Ransomware is malicious malware that obstructs users from accessing their devices or encrypts a user’s files until the ransom is paid.
There are different variations of ransomware; some variants are designed to attack Windows PCs while other versions infect Macs or mobile devices. Ransomware has become highly effective because of the sophisticated encryption or locking of the files are nearly impossible to decrypt without paying the ransom.
Ransomware has been the most prevalent cyber threat for over a decade. The first ransomware specimens were discovered in Russia between 2005 and 2006. These forms of ransomware were created by Russian organized criminals, and were largely aimed at Russian victims but also included those living in neighboring countries such as Ukraine and Kazakhstan. Below, we can see the first ransom note discovered from a variant named TROJ_CRYZIP.A. This form of ransomware affected machines running Windows 98, ME, NT, 2000, XP, and Server 2003. Like most forms of ransomware today, the malware targeted and encrypted certain types of files, moved them to a password-protected ZIP folder and demanded a ransom. In 2006, the ransom was paid to an E-Gold account which is the predecessor to Bitcoin wallets which is used today.
Between 2006 and 2013, two distinct varieties of ransomware which remain consistent developed: crypto and locker based. Crypto-ransomware are ransomware variants that actually encrypt files and folders, hard drives, etc. Crypto-Locker ransomware only locks users out of their devices, most often seen with Android devices.
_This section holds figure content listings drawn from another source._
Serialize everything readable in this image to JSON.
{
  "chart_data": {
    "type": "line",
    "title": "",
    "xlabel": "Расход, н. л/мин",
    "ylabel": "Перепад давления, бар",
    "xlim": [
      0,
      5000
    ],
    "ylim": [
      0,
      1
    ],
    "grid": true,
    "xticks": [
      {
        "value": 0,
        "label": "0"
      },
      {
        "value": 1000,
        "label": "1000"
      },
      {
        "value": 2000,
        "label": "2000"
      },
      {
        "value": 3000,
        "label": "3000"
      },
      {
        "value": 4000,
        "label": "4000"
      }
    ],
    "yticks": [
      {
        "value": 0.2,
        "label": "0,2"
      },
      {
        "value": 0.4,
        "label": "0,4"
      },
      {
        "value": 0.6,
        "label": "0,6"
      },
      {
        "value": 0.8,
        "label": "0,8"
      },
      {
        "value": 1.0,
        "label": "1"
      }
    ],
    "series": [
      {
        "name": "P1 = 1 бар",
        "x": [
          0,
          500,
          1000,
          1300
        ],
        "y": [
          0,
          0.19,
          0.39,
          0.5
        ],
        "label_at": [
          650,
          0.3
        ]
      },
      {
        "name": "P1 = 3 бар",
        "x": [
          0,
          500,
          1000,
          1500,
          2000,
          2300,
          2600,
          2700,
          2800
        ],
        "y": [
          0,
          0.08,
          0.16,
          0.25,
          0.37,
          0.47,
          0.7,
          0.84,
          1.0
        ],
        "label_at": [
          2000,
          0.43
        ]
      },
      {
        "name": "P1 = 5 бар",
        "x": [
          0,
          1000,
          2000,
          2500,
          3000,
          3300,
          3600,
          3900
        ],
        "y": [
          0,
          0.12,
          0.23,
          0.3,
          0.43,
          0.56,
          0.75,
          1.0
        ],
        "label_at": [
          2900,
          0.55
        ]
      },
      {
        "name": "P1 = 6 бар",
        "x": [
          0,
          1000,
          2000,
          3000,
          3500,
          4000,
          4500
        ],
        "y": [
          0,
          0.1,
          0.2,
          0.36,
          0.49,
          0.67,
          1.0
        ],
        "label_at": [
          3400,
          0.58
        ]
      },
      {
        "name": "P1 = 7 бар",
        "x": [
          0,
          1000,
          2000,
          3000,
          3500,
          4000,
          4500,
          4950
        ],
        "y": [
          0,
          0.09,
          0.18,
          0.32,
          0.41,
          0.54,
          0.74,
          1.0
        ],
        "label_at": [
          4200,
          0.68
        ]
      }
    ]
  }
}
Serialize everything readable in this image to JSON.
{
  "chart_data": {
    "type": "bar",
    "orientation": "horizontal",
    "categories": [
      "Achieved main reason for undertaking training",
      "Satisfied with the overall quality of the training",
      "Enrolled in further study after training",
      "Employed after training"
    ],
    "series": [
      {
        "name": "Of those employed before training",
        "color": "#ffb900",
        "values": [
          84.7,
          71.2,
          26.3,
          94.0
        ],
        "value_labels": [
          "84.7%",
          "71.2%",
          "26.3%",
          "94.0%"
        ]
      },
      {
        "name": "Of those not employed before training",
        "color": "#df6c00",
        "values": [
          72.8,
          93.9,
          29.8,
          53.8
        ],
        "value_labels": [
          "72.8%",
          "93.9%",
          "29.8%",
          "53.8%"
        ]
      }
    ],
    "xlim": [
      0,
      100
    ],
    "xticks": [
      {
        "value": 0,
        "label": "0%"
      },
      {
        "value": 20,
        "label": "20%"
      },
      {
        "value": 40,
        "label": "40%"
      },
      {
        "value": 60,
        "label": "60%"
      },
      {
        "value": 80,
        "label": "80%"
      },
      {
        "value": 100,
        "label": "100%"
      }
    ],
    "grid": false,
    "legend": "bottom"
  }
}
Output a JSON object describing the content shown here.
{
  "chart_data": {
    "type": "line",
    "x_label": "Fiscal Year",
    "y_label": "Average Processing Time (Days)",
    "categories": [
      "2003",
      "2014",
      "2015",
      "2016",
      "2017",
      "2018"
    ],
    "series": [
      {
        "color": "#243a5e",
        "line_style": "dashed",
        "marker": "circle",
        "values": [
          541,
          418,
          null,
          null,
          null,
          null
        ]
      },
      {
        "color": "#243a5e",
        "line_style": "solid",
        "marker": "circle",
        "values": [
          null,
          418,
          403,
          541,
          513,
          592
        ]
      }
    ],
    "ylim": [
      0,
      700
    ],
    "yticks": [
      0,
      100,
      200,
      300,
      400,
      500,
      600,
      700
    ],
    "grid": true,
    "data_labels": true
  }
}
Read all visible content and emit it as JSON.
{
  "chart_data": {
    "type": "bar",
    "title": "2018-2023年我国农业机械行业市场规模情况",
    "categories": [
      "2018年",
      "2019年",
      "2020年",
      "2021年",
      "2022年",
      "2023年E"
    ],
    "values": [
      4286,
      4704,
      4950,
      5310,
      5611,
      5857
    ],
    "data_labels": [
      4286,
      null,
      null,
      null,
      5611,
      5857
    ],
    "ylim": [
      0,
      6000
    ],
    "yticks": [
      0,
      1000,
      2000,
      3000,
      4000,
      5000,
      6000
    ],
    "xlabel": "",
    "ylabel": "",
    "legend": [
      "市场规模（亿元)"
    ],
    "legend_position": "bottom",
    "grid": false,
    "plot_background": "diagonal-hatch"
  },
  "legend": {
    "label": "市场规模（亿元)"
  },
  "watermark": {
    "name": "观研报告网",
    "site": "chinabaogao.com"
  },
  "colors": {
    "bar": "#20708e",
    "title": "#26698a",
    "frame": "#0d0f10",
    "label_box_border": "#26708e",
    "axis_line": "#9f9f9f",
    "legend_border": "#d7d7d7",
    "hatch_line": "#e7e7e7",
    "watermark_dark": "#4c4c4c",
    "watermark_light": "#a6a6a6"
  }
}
Towards the end of 2013, the first widely-recognizable crypto-ransomware appeared; CryptoLocker. CryptoLocker is a type of ransomware that renders your entire computer unusable by encrypting all your files. Once the encryption process has completed, a ransom note like the one below will appear, demanding a monetary payment for the decryption key. Like many variants of ransomware we see today, CryptoLocker was distributed through infected email attachments, which were spread via mass spam networks. Once infected, victims would have 72 hours to pay the ransom until their encrypted files would be deleted forever. In the first year alone, the creators of CryptoLocker received $27 million in ransom payments.
Since the emergence of CrypoLocker, tens of thousands of variants of ransomware have appeared. The ransomware market has become so lucrative that cybercriminals are making careers out of it. 2016, tabbed as the ‘Year of Ransomware’ saw ransomware attacks increase by 500% over 2015. On average, 30,000 to 35,000 devices were infected in 2016, with over $1 billion in ransom payments for the year. Furthermore, the number of variants that appeared per month in 2016 rose 600% with an average of 50 new ransomware variants appearing per month.
The Future of Ransomware
Ransomware isn’t going anywhere. In fact, ransomware attacks are expected to double over the number of attacks in 2016. More than 50% of businesses are projected to be hit with ransomware sometime in 2017. Of the 50% hit, less than 40% of businesses will recover all their encrypted files, whether that be from paying the ransom or from initiating their backup. Cybercriminals are just making too much money in a short amount of time to stop distributing ransomware.
Based on what we have seen in the first two months of 2017, we expect Ransomware-as-a-Service to gain more popularity. Ransomware-as-a-service (RaaS) allows cybercriminals of all technical abilities to easily distribute the malware. Creators of the ransomware charge anywhere between 5%-25% of ransom payments while the distributors receive the remaining ransom.